Sunday, February 21, 2010

RINO season? More like OPEN season

This political season conjures memories of a particularly silly night back in those days many of us would just as soon forget.

The occasion was the Michigan-Seton Hall national championship game in men's basketball. A friend and I watched at a bar and, before tip-off, for reasons even NASA would not be able to figure out, we decided to drink a shot for every three-point basket made by Michigan.

Nevermind that Michigan was rather adept in this area. Had it been ninth-grade girls basketball, this would have been a bad idea.

Before halftime, our vision and attention span had regressed to the point we were drinking if a shooter was anywhere near the three-point line. Just to be safe, mind you.

At some point in the second half, we apparently lost the ability to keep track of which team was shooting.

The Tea Party movement specifically and conservatives in general are fast approaching a similar state.

I'm all for the grass roots thing. Getting people interested, and in some cases involved, in politics for the first time is a very good thing.

And I'm all for rooting out the RINOs. People like Olympia Snowe, Susan Collins, John McCain, Lindsey Graham ... it's past time to retire them or, at the very least, send them the way of Arlen Specter.

Problem is, far too many people who embarked on this RINO hunt became drunk on a handful of victories the past year and began shooting at any large animal.

Now, it's come to the point they're taking aim at anything on four legs.

I've not known in my lifetime of a politician with whom I've agreed 100 percent. Or 90 percent. Probably not even 80 percent.

Conservatism's Godfather, Ronald Reagan, thought amnesty for illegal aliens a grand idea, for crying out loud. And that was front and center for everyone to see.

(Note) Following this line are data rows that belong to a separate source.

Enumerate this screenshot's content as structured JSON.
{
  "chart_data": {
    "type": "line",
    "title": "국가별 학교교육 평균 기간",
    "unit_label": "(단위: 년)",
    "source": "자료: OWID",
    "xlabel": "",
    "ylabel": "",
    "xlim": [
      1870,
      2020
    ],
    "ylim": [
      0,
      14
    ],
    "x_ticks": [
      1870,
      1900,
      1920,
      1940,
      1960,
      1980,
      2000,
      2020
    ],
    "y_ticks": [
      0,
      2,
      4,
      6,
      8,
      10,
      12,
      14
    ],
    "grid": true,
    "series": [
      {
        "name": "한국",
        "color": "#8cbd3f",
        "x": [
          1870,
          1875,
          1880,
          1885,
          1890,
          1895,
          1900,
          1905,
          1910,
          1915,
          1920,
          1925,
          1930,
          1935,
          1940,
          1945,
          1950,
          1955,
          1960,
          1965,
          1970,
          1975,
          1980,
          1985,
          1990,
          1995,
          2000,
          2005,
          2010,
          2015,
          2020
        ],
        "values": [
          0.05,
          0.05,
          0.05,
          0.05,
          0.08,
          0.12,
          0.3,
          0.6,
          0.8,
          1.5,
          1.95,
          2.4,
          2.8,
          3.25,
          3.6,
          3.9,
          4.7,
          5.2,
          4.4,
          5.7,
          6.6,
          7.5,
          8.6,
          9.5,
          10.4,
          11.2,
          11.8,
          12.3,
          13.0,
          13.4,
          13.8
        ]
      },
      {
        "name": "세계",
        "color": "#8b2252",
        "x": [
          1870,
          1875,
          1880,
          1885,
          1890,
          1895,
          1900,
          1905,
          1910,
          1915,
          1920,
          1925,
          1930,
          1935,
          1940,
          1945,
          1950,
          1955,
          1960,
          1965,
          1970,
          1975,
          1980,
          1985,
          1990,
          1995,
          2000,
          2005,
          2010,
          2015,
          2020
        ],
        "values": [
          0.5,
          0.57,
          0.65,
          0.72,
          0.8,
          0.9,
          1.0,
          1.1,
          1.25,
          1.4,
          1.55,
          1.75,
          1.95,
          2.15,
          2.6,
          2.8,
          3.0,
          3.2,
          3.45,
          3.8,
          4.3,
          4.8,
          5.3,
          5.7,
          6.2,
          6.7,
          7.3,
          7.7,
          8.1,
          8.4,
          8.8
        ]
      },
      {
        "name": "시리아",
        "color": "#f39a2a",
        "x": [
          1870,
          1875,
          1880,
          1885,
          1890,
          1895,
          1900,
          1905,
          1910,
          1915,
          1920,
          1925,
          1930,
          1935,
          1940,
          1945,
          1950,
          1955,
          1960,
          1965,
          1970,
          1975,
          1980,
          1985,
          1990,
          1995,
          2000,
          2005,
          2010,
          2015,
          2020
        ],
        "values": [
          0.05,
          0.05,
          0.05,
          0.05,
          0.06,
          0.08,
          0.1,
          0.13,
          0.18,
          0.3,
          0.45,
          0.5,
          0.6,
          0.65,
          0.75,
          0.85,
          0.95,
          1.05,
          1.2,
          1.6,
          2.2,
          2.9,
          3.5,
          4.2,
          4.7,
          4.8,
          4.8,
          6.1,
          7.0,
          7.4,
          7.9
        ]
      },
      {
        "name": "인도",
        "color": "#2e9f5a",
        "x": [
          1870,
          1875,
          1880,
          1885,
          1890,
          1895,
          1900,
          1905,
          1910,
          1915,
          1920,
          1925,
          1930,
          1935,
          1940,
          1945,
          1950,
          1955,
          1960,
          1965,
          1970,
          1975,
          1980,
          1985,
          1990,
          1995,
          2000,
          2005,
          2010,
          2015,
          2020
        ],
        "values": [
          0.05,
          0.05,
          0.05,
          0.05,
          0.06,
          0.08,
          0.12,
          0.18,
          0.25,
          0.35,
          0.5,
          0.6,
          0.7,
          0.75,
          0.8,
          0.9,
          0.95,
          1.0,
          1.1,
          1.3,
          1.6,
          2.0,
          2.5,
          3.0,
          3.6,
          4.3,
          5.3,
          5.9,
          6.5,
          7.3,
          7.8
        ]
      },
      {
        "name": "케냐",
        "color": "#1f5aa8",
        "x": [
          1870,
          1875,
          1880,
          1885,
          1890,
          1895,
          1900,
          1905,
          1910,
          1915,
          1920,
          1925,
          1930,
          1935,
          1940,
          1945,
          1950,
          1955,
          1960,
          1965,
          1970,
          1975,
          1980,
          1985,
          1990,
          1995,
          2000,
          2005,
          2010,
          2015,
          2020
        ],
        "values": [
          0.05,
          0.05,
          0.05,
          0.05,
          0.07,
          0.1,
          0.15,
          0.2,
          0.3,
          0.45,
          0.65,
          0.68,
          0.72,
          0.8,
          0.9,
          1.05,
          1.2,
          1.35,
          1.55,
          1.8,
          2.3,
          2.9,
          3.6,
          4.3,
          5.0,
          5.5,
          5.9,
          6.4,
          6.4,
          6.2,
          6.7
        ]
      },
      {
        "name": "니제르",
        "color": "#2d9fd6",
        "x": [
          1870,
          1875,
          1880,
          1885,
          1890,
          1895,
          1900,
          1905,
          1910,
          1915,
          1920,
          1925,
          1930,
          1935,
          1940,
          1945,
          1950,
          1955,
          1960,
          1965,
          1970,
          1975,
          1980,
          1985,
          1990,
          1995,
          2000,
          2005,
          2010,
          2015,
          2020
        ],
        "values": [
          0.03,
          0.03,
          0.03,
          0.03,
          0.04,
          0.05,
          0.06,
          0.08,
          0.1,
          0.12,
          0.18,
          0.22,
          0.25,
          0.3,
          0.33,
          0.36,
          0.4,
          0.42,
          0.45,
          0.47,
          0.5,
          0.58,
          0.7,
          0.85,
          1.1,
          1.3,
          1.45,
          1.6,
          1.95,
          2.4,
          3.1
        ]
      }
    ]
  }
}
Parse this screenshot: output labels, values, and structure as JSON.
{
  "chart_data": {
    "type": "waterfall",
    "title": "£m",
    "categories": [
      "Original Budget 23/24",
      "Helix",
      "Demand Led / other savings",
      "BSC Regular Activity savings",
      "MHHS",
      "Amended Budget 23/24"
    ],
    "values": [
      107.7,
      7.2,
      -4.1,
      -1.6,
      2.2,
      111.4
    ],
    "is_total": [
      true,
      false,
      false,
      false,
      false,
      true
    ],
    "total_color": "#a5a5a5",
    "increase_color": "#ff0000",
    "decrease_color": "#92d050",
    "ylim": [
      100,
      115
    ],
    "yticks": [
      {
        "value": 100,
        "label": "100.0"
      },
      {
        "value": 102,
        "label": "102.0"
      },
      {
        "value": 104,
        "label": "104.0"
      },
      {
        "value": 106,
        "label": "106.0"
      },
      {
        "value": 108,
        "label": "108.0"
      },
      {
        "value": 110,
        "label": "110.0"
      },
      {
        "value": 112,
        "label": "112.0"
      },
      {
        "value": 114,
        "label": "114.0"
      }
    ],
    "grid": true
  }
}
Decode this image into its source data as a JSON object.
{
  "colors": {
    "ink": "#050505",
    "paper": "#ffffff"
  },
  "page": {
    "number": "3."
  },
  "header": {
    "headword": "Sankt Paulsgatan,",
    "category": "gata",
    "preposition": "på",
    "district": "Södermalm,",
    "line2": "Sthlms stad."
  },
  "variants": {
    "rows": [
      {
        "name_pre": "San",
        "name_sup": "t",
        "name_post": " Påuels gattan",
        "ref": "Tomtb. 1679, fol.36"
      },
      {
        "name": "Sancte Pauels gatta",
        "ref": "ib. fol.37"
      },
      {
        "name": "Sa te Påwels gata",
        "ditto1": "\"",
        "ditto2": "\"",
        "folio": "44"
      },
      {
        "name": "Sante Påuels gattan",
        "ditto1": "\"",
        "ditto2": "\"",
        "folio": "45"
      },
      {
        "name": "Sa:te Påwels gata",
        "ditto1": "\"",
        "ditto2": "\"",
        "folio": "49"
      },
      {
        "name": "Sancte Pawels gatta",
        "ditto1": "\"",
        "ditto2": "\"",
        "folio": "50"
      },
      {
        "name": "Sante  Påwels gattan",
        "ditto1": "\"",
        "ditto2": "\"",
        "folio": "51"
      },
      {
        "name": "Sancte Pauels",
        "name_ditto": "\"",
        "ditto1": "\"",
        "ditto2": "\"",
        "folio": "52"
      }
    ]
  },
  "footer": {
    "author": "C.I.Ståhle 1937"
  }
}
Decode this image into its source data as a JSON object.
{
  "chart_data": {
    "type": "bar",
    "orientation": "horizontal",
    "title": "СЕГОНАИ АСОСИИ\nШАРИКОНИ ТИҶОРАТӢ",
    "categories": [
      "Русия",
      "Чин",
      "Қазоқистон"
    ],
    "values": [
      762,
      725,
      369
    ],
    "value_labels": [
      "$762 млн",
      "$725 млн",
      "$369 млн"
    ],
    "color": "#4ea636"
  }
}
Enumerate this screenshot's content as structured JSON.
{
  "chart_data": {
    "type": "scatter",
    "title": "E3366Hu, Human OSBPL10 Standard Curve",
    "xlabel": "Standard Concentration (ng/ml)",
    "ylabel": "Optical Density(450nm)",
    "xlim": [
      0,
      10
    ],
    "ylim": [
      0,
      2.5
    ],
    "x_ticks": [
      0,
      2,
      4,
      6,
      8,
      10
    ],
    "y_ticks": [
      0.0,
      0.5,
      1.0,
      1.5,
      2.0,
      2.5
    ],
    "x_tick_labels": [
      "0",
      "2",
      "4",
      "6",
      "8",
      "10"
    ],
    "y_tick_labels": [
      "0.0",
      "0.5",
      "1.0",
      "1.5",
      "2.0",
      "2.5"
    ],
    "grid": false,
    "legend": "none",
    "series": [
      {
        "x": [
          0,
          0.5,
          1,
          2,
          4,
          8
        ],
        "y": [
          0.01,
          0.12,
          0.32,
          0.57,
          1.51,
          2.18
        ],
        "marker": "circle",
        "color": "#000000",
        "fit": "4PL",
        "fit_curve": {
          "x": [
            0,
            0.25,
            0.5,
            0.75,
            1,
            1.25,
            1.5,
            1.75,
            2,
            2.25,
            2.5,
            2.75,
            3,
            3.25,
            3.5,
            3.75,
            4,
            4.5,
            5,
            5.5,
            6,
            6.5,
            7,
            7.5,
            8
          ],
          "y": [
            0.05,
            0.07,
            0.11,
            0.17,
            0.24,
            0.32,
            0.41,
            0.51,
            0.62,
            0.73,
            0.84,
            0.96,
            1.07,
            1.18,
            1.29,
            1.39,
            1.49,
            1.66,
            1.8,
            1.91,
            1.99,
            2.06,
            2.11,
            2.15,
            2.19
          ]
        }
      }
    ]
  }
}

Wonder if we dug below the surface what we could find to not like about Ol' Ronnie?

The point is this: Give me any politician with at least a four-year stay in office, and I'll bet you your house I can pick through those four years, day by day, line by line, and find something I don't like. Something that just "isn't conservative enough." Something that smacks of "cronyism" or "good-old-boy politics."

Now that isn't to say people shouldn't have favorites. Or even least-favorites.

Many have crossed the line, though, in supporting one over another.

The infighting among "conservatives" has reached a crescendo, particularly here in Texas, where Debra Medina supporters talk about Republican incumbent governor Rick Perry the way I would about Nancy Pelosi.

No matter. Not yet, anyway.

Most telling will be after the primaries, after some of these Tea Party candidates lose their races, will their supporters line up behind the victors to defeat the real enemies?

How this spring, summer and fall play out in that regard will give us a good indication of how 2012 will come together for the Republican Party.

Because the presidential field is bound to be crowded. Battle lines already are being drawn by a lot of folks who seemingly are as adamant in their devotion to certain candidates as some are to their gods.

When all is said and done in the primary, though, will bitterness leave this party fractured and scuttle the Republican nominee's chances?

Or will a united front emerge to complete a very necessary undertaking?